Rommerskirchen Erschütterndes Zeitdokument macht das Kriegsleid greifbar

Rommerskirchen · Es ist auch heute noch ein erschütterndes Zeitdokument, das Adi Deutzmann in den Händen hält. Erinnert es doch an den verheerenden Bombenangriff, den die neunte Bomberdivision der US-Army am 1. März 1945, wenige Wochen vor Kriegsende, auf Rommerskirchen flog. Mehr noch: Am Schicksal einer Familie macht ein Brief von Deutzmanns Onkel Hubert auch heute noch deutlich, welches Leid die Bürger des Ortes damals erfahren haben.

Der Brief, datiert vom 3. März 1945 und gerichtet an Huberts Bruder Reiner, schildert, was zwei Tage zuvor geschehen ist: "Lieber Bruder! Mit schwerem Herzen muß ich Dir nun eine ganz traurige Nachricht geben. - Aber fasse Dich, lieber Bruder, etwas Schlimmeres konnte Dich nicht treffen. Vorgestern wurde Rommerskirchen schwer heimgesucht, ein Bombenteppich wurde gelegt und viele Tote sind zu beklagen. Es sollen über 100 sein. Ich kann sie Dir drum auch nicht alle nennen. Nur die Dir nahe standen - Nagel Peter (Dein Schwager mit Frau und beiden Kindern)."

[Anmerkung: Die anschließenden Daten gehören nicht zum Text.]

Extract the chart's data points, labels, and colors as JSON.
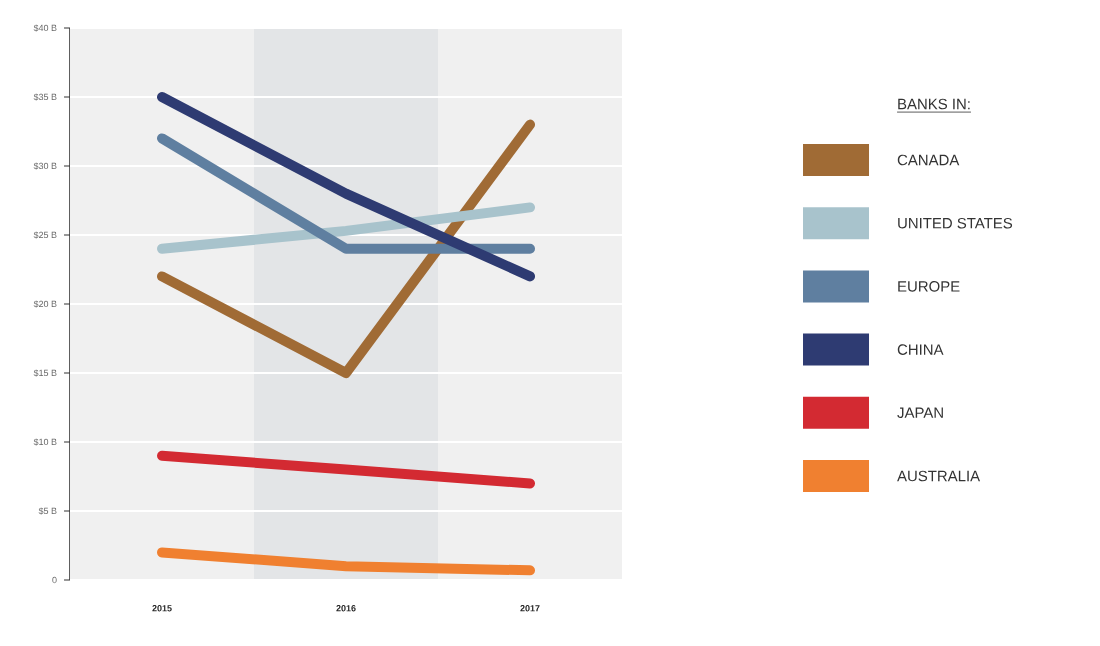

Noch im Februar 1945 war im Kirchturm von St. Peter eine Funkanlage installiert worden, an der Venloer Straße/Ecke Kirchgasse befand sich ein mit SS-Leuten besetztes Chiffrierbüro. Diese Einheit wollten die US-Bomber zerstören. 40 Bomber legten ab 11.01 Uhr den Ort in wenigen Minuten in Schutt und Asche, das Kirchenschiff wurde dem Erdboden gleich gemacht, nur der Turm blieb schwer beschädigt stehen. Erst im zweiten Absatz seines Briefes wagt Hubert seinem Bruder vom vollen Ausmaß der Tragödie zu berichten: "Deine Schwiegermutter hatte (...) ein paar Tage vorher, um Deine Familie im Bunker von Schmitz Michel sicher zu bringen, sie nach Rommerskirchen geholt. Nun wurden durch die vielen Bomben die Zugänge verschüttet und die Insassen waren bei sofortiger Hilfe bis auf 2 von etwa 50 Personen verloren. Deine liebe Frau (Franziska) hat noch kurze Zeit gelebt und wurde nach Nettesheim gebracht, wo sie starb, und Dein liebes Kind (Elisabeth) wurde im Bunker bereits tot gefunden. Lieber Bruder, jetzt habe ich Dir das große Leid mitgeteilt. Verurteile mich, aber ich hielt es für meine Pflicht. (...) Nimm es mir nicht übel, dass ich Dir gestern nicht schrieb, weil ich verhindert war. (...) Ich gebe diesen Brief einem Soldaten mit."

Heute weiß man, dass am Tag, als Hubert Deutzmann den Brief geschrieben hat, die zwischen 140 und 150 Todesopfer in einem Massengrab am "Clivver" beigesetzt wurden - allerdings nicht Franziska und Elisabeth, den Hubert schreibt weiter: "Die Beerdigung soll auch möglichst schnell stattfinden. Da habe ich gestern schweren Herzens das Grab für Deine beiden Lieben gemacht, und zwar auf unserem Familiengrab." Nachdem die ersten Kriegsschrecken überwunden waren, heiratete Reiner Deutzmann erneut und Sohn Adi kam zur Welt.